"It is a long, hard struggle, Stonehouse," he would say. "There are more fools in this world than you could conceive possible. Thank your stars your friend isn't one of them. A fine, intelligent woman—a unique woman."

He talked a good deal about Christine and women in general.

"When once we can get them on our side," was one of his dark sayings, "the last trench will be in our hands."

Then, one evening, to Robert's astonished displeasure, he walked home with him, and somehow drifted up their dark stairs to the little sitting-room where Christine was laying supper. It appeared that he had come to give an account of his pupil's progress, but he was oddly excited, and when Christine invited him to share their meal—surely he could have seen there wasn't enough to go round, Robert thought—he accepted with a transparent, childlike eagerness that made Robert stare at him as at a stranger. And after supper, with the self-conscious air of a man who has waited for this moment, be produced from his coat pocket a crumpled newspaper with the title Unshackled printed in aggressive letters on its pale-green cover.
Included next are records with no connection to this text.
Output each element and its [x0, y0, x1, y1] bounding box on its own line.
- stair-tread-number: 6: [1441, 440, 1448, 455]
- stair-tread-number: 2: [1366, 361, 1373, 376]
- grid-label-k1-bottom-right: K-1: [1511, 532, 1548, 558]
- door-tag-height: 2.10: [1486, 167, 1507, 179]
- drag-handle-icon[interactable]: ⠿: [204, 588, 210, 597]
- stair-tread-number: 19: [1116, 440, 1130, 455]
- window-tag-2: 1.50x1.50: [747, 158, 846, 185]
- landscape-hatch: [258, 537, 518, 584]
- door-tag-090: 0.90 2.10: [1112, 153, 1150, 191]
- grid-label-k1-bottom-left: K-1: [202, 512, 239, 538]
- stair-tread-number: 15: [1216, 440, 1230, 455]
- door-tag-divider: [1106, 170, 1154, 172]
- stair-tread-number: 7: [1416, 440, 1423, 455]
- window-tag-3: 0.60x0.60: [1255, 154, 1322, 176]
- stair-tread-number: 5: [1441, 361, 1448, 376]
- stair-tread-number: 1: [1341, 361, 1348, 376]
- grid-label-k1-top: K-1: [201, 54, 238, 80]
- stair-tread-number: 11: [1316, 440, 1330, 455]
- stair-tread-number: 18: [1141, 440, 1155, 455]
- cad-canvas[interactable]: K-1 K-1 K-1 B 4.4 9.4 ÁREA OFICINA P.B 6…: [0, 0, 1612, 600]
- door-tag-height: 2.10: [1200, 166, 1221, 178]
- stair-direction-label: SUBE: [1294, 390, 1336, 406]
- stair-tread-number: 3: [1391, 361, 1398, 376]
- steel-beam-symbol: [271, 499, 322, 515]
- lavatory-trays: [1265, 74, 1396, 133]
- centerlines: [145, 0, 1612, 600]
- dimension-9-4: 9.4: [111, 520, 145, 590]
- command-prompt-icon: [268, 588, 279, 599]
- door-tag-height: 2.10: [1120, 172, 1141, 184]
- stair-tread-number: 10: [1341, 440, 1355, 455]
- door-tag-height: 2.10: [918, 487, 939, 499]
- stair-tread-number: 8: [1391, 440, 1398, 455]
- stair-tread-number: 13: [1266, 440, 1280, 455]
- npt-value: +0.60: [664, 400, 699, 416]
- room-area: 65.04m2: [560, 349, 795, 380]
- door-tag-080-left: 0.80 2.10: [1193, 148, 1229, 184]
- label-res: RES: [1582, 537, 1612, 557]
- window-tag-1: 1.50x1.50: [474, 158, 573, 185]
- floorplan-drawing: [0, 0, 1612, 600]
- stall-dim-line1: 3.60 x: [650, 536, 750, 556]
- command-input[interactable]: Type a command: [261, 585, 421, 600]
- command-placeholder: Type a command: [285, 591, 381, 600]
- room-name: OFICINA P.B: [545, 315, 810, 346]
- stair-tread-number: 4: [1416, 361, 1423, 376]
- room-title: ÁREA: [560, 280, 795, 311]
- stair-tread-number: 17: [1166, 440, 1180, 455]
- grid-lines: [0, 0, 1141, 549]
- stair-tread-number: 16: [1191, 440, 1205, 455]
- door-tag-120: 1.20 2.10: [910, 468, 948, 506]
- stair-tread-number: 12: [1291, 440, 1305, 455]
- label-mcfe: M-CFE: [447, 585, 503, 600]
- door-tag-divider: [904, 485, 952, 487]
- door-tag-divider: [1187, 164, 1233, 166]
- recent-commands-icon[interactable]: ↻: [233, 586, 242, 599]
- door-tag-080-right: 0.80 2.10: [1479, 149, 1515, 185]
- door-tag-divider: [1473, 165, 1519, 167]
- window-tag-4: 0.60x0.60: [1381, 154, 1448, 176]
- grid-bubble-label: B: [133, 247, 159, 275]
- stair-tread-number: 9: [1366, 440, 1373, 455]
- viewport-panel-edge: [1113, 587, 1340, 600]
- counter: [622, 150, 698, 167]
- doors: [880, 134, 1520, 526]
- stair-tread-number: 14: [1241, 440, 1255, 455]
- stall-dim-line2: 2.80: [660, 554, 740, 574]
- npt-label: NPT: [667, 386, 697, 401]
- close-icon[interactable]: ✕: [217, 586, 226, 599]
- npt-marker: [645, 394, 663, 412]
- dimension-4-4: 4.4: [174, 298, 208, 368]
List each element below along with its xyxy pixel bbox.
"In my leisure time I write a good deal on a subject very dear to me, Miss Forsyth," he said and screwed up his sharp nose in a kind of nervous anguish. "I have here an article published last week—you are a broad-minded, intelligent woman—I thought perhaps it might interest you—if you would care to glance over it."
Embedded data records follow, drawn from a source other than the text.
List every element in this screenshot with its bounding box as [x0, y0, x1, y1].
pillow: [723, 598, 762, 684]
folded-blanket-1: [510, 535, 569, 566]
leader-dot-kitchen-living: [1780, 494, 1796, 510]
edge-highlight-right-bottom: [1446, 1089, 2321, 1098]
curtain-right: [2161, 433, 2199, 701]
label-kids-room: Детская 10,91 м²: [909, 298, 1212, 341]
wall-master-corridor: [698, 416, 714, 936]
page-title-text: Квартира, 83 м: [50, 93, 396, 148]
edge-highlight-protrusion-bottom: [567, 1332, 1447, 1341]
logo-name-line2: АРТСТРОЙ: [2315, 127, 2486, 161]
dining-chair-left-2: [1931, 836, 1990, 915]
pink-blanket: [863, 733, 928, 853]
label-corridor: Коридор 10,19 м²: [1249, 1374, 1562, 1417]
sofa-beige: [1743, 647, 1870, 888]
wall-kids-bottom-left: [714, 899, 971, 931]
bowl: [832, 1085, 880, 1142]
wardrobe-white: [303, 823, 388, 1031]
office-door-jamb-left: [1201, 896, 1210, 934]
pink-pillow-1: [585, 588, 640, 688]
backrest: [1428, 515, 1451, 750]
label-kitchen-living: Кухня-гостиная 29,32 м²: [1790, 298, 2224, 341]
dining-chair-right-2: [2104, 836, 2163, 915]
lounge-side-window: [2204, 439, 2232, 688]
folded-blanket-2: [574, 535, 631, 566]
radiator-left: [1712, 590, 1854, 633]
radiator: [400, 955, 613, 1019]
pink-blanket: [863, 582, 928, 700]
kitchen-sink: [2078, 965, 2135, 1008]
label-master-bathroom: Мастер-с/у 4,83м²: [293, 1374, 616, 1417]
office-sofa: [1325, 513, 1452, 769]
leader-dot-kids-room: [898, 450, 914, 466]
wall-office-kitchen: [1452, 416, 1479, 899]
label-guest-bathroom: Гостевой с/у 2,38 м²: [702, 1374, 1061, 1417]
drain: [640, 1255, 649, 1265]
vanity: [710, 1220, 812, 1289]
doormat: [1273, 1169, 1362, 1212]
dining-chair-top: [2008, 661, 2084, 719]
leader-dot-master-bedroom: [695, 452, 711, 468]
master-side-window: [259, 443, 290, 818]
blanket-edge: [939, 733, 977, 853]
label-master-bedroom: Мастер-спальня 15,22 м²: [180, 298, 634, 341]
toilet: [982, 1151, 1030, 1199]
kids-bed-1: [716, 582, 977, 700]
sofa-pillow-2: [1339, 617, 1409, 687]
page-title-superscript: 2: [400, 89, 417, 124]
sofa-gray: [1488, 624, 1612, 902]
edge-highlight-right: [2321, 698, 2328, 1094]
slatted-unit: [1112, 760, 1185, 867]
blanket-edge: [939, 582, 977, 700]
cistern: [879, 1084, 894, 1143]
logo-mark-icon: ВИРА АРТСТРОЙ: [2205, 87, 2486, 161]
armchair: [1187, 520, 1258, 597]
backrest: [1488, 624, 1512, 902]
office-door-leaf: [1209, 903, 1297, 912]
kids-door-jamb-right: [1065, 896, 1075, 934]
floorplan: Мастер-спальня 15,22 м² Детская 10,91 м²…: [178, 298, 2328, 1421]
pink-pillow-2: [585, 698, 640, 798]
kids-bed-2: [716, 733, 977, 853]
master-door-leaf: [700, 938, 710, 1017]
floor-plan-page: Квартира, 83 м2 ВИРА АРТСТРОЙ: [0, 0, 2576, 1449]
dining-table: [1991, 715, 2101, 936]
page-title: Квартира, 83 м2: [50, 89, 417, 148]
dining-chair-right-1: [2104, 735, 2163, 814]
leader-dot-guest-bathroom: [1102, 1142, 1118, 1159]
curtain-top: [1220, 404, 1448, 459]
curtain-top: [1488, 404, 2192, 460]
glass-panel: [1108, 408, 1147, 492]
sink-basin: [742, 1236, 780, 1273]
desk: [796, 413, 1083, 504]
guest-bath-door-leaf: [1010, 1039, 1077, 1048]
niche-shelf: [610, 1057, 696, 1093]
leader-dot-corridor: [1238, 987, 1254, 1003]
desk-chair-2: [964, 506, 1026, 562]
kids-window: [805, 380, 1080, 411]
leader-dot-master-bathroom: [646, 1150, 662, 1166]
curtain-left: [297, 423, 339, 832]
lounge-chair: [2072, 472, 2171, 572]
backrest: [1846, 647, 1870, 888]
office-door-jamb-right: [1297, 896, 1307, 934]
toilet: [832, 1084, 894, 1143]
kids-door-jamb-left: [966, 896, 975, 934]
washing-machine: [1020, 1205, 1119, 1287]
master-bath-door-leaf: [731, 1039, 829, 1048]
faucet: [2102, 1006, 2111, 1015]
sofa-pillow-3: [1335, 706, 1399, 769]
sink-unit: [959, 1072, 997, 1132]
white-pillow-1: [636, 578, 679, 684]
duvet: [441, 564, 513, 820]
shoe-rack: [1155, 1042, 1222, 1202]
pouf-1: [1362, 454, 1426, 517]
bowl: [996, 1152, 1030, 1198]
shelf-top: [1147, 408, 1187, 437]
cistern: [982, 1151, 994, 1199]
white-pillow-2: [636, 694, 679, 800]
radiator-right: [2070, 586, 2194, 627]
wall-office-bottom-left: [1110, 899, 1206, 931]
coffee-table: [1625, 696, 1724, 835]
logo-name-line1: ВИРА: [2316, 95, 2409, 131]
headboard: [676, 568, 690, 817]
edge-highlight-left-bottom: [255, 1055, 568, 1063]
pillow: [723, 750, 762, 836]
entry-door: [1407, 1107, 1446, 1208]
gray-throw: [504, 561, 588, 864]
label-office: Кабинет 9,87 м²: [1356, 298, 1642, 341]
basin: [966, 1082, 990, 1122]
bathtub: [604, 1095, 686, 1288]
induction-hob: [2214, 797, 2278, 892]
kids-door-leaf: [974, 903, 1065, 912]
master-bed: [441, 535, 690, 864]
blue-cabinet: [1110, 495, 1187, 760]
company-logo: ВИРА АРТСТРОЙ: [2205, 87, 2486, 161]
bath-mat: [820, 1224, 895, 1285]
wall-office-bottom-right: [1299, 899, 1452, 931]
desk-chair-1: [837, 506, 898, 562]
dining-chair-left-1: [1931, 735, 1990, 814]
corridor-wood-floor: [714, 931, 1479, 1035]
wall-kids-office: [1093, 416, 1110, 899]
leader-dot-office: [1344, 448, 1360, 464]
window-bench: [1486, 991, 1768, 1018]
Christine lay back in her chair, her face in shadow. But the lamplight fell on her two hands. Red and misshapen as they were now, they were still noble hands, and their repose had dignity and beauty.

"Won't you read it to us, Mr. Ricardo? My eyes are tired at night."

He cleared his throat.

"It is an answer to Bishop Crawford's recent letter to The Times, which you may have seen. I have called it 'Unmasking the Oracle.'"

Robert leant out of the window and watched the sun sink into mist and smoke. He wished Mr. Ricardo hadn't come; and that he would go away soon. In a few minutes the light would begin to die, and the sharp black lines of the roofs and spires, which on the ruins of their dull selves seemed to be built anew into a witchlike fantastic city, would be lost to him for another night. Robert did not want to hear about God and the origin of man now. He kicked impatiently. Christine would sit up later than ever. And, besides with Mr. Ricardo's voice rising and falling, growing shriller and more passionate, one could not listen to that low, mysterious hum that was so like a far-off music.